With its discount banner Food Basics, la Flèche said the banner has always been very competitive on price (on key grocery items), but hasn't been getting credit for it.

Unlike other discounters, Food Basics doesn’t ad match, instead it goes with its in stock guarantee. “We don’t ad match an item you don’t have isn’t a great customer experience,” he said.

READ: Metro launches in stock guarantee at Food Basics stores

However, la Flèche said they’re currently running a test with ad matching in a small market and will see how it operates.

As for the proposed code of conduct for grocery, la Flèche doesn’t see the need at this stage.

READ: La Flèche rejects calls for Ottawa to impose code of conduct

On the M&A front, with ethnic grocery in Ontario focusing on South Asian and Asian consumers, la Flèche said he is “looking at options, and the Adonis-type transaction could happen with an Asian partner but it’s still at the study stage.” As well, Metro will open a second Adonis store in Ontario in May.

Meanwhile, Sobeys' CEO Marc Poulin, identified fiscal 2014 as a “transformative year” for the company.

The launch of the “Better Food for All” campaign, the unveiling of the first Sobeys Extra store in Burlington, and the acquisition of Safeway Canada this past November has given Sobeys a solid infrastructure to build on in the coming months.

READ: Sobeys unveils its latest store, with food discovery and more

Poulin noted the first priority in the Safeway Canada acquisition is to successfully achieve system integration — including converting transaction resources and POS systems — and they are working on educational and training programs, as their success will depend on open dialogue among Safeway and Sobeys colleagues.

Full integration is currently being done “on-time and on target” but Sobeys will continue to provide progress updates.

A new brand tagline and new spokesperson have been integral to Sobeys marketing plan this year.

Poulin identified three customer segments that represent two third of their customer base — the fresh food enthusiasts, the fresh and savvy, and the packaged meal lover. The Better Food for All campaign, championed by celebrity chef Jamie Oliver, is meant to empower, enable and motivate Canadians to eat better.

“The acquisition has given a new platform for growth, and we’re excited for synergy plan we have developed,” Poulin concluded. “We’re well-positioned for long-term sustainable growth. We have a lot to deliver in the oncoming years, but we’re committed to do so.”
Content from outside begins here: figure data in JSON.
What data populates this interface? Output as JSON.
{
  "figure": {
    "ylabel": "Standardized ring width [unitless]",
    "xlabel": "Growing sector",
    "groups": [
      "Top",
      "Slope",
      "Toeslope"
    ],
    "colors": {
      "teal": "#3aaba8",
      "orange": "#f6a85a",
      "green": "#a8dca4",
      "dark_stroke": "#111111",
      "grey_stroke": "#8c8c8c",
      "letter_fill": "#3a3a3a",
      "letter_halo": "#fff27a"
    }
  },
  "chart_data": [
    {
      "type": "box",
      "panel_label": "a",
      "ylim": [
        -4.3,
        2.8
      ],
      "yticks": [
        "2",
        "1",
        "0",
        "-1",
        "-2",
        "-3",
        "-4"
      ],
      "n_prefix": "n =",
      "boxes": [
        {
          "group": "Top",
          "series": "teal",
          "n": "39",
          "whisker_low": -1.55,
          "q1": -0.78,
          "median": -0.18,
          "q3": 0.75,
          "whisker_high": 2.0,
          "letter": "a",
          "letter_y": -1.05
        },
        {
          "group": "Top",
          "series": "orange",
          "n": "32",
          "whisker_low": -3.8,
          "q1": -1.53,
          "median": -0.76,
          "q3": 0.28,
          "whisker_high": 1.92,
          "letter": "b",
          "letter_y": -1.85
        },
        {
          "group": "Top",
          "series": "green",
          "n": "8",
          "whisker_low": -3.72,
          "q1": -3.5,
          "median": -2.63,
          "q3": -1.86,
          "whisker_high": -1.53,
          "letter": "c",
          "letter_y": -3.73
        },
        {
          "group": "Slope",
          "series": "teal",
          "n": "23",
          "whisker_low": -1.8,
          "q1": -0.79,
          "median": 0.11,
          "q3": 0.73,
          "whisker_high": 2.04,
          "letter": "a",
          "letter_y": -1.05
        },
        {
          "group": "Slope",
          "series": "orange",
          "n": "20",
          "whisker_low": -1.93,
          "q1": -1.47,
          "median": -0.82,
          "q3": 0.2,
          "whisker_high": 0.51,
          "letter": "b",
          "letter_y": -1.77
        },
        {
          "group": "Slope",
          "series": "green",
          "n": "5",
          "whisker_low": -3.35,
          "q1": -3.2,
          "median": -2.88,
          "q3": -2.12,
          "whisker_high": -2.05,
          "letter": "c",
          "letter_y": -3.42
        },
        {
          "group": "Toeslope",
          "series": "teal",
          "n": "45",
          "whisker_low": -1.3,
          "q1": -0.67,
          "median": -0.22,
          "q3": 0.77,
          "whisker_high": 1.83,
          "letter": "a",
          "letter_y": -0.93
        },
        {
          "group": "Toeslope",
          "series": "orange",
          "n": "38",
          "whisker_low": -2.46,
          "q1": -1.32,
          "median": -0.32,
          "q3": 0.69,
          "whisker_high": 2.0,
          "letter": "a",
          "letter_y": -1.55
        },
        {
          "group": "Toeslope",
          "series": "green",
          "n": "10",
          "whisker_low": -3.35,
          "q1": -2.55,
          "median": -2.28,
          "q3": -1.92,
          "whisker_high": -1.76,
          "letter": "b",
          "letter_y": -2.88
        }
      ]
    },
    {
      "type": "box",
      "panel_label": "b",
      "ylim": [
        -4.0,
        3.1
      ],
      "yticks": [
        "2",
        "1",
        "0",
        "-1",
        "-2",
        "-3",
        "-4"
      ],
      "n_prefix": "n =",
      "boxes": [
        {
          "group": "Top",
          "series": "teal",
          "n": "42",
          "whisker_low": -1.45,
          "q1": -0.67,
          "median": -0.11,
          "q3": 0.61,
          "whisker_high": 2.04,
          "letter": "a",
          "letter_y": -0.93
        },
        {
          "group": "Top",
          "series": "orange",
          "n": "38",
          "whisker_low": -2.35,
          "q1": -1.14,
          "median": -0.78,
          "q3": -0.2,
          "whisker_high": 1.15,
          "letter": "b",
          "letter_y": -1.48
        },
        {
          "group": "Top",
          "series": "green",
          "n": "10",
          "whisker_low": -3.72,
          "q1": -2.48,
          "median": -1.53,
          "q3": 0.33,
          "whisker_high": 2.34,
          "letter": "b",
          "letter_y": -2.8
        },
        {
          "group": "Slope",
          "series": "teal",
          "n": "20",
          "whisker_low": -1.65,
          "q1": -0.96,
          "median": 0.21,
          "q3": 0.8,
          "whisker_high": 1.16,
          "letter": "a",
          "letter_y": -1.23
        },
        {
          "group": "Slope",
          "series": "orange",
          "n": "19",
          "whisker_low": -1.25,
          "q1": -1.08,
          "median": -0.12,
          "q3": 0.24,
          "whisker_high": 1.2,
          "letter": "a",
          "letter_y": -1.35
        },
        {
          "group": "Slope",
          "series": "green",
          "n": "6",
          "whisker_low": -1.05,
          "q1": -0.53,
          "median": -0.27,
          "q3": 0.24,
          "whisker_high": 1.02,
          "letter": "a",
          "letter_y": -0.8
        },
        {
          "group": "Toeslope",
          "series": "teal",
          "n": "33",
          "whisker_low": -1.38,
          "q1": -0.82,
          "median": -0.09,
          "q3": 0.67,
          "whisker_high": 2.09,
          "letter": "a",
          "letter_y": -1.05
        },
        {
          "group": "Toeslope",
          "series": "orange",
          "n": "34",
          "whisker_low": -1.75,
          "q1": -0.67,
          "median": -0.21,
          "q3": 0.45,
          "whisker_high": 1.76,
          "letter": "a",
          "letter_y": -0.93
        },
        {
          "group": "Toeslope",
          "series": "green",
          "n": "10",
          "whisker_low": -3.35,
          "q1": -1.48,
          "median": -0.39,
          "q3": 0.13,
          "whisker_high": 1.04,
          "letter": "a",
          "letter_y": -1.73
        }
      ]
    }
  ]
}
Next, the current darling in the retail sector, continue to show its might within the the dollar store space. Michael Ross, Dollarama’s CFO, said that it is almost five times larger than its next competitor.

He attributed the chain’s success to a simple growth-oriented business model that is driven by its direct sourcing capabilities, disciplined execution and growth strategy.

Ross pointed to these three key drivers that enable the chain to grow sustainably and deliver superior results: growing its store network while making existing stores continue to perform; reaping benefits of productivity initiatives; and the responsible use of its cash.

In the past two years, Dollarama has opened 80 stores per year.

He said the Canadian market is still under penetrated (in dollar stores), and Dollarama sees longer term potential for possibly 1,200 additional stores with room for growth, especially in Ontario and western Canada in particular, said Ross.

One initiative that has helped drive same store sales has been its multi price point strategy launched in 2009 and expanded in 2012.

The chain also refreshes 25% to 30% of its SKUs every year to ensure customers always have something new every week.

To open a Dollarama store, it’s a cookie cutter approach, said Ross. He said they’ve had the same shelves for the last 20 years.

He also said the cost to open a 10,000 sq. ft. outlet is $600,000 with inventory. And when the sales ramp up, after two years they're able to pay that down, cash on cash.

Interestingly, when it comes to key locations, Ross said they look to be near prime anchors, with top performers near Walmart stores.